Aqui à porta, sentada no passeio, uma senhora discute pelo telemóvel. Discute com a mãe, segundo entendo. Discute alto, o problema era o destino de uma criança, filha dela, neta da senhora do lado de lá da conversa. Fugi da conversa, fugo sempre que me parece intima - verdadeiramente intima.
Hoje oiço conversas na rua (discussões familiares, conjugais, amorosas, laborais) que antes só muito raramente ouvia (e aí era preciso que os interlocutores estivessem cara-a-cara). Sei muito mais coisas que não devia saber - ou que pensava que só eu sabia porque só eu as vivia. As conversas de telemóvel fazem-me pensar que afinal, só uma coisa de essencial nos divide: o pudor (quer dizer: a educação). Não consigo deixar de falar ao telemóvel (com gente à volta) com uma mão a tapar-me a boca.

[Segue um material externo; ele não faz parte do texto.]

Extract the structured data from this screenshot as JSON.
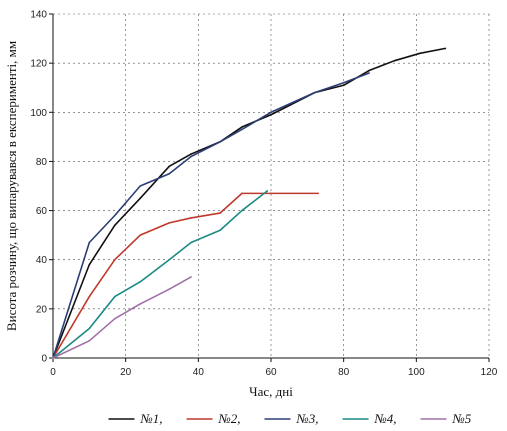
{
  "chart_data": {
    "type": "line",
    "xlabel": "Час, дні",
    "ylabel": "Висота розчину, що випарувався в експерименті, мм",
    "xlim": [
      0,
      120
    ],
    "ylim": [
      0,
      140
    ],
    "x_ticks": [
      "0",
      "20",
      "40",
      "60",
      "80",
      "100",
      "120"
    ],
    "y_ticks": [
      "0",
      "20",
      "40",
      "60",
      "80",
      "100",
      "120",
      "140"
    ],
    "grid": true,
    "legend_position": "bottom",
    "series": [
      {
        "name": "№1,",
        "color": "#111111",
        "points": [
          [
            0,
            0
          ],
          [
            10,
            38
          ],
          [
            17,
            54
          ],
          [
            24,
            65
          ],
          [
            32,
            78
          ],
          [
            38,
            83
          ],
          [
            46,
            88
          ],
          [
            52,
            94
          ],
          [
            60,
            99
          ],
          [
            72,
            108
          ],
          [
            80,
            111
          ],
          [
            87,
            117
          ],
          [
            94,
            121
          ],
          [
            101,
            124
          ],
          [
            108,
            126
          ]
        ]
      },
      {
        "name": "№2,",
        "color": "#c0392b",
        "points": [
          [
            0,
            0
          ],
          [
            10,
            25
          ],
          [
            17,
            40
          ],
          [
            24,
            50
          ],
          [
            32,
            55
          ],
          [
            38,
            57
          ],
          [
            46,
            59
          ],
          [
            52,
            67
          ],
          [
            60,
            67
          ],
          [
            73,
            67
          ]
        ]
      },
      {
        "name": "№3,",
        "color": "#2c3e75",
        "points": [
          [
            0,
            0
          ],
          [
            10,
            47
          ],
          [
            17,
            58
          ],
          [
            24,
            70
          ],
          [
            32,
            75
          ],
          [
            38,
            82
          ],
          [
            46,
            88
          ],
          [
            52,
            93
          ],
          [
            60,
            100
          ],
          [
            72,
            108
          ],
          [
            80,
            112
          ],
          [
            87,
            116
          ]
        ]
      },
      {
        "name": "№4,",
        "color": "#1a8a85",
        "points": [
          [
            0,
            0
          ],
          [
            10,
            12
          ],
          [
            17,
            25
          ],
          [
            24,
            31
          ],
          [
            32,
            40
          ],
          [
            38,
            47
          ],
          [
            46,
            52
          ],
          [
            52,
            60
          ],
          [
            59,
            68
          ]
        ]
      },
      {
        "name": "№5",
        "color": "#a070a8",
        "points": [
          [
            0,
            0
          ],
          [
            10,
            7
          ],
          [
            17,
            16
          ],
          [
            24,
            22
          ],
          [
            32,
            28
          ],
          [
            38,
            33
          ]
        ]
      }
    ]
  }
}
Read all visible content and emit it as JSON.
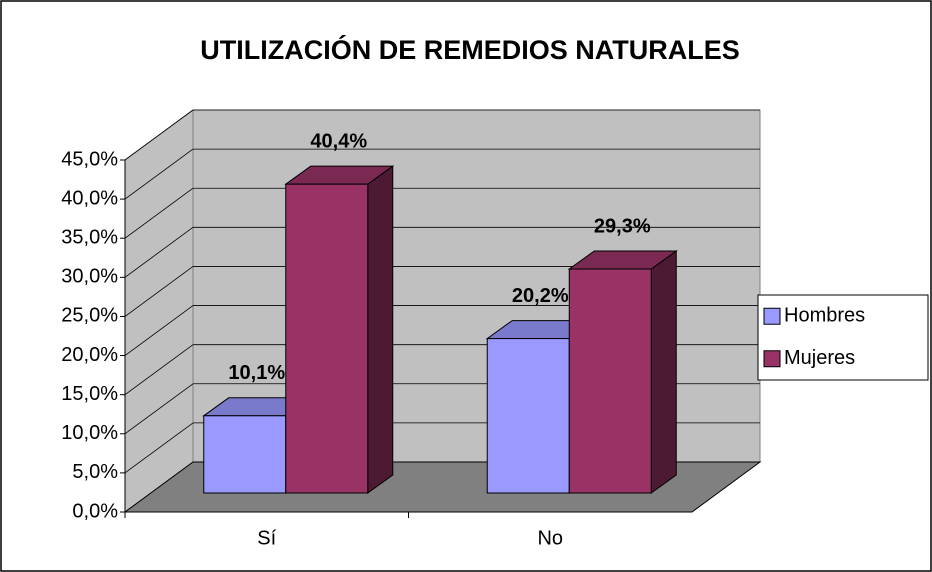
{
  "chart_data": {
    "type": "bar3d",
    "title": "UTILIZACIÓN DE REMEDIOS NATURALES",
    "categories": [
      "Sí",
      "No"
    ],
    "series": [
      {
        "name": "Hombres",
        "color": "#9999ff",
        "values": [
          10.1,
          20.2
        ],
        "value_labels": [
          "10,1%",
          "20,2%"
        ]
      },
      {
        "name": "Mujeres",
        "color": "#993366",
        "values": [
          40.4,
          29.3
        ],
        "value_labels": [
          "40,4%",
          "29,3%"
        ]
      }
    ],
    "ylim": [
      0,
      45
    ],
    "yticks": [
      {
        "value": 0,
        "label": "0,0%"
      },
      {
        "value": 5,
        "label": "5,0%"
      },
      {
        "value": 10,
        "label": "10,0%"
      },
      {
        "value": 15,
        "label": "15,0%"
      },
      {
        "value": 20,
        "label": "20,0%"
      },
      {
        "value": 25,
        "label": "25,0%"
      },
      {
        "value": 30,
        "label": "30,0%"
      },
      {
        "value": 35,
        "label": "35,0%"
      },
      {
        "value": 40,
        "label": "40,0%"
      },
      {
        "value": 45,
        "label": "45,0%"
      }
    ],
    "grid": true,
    "legend": "right"
  }
}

O problema, podem pensar, é da invenção do telemóvel. Pois não é: é de quem já perdeu o pudor todo. Desespero, solidão. A senhora que, sentada no passeio, à vista de toda a gente, berrava com a mãe, estava só a pedir socorro a quem passava. Eu, como sempre, fugi - não dou esmolas, não falo com desconhecidos.
Ou melhor: falo aqui. O que, afinal, não é muito diferente de discutir intimidades aos berros no meio de multidões.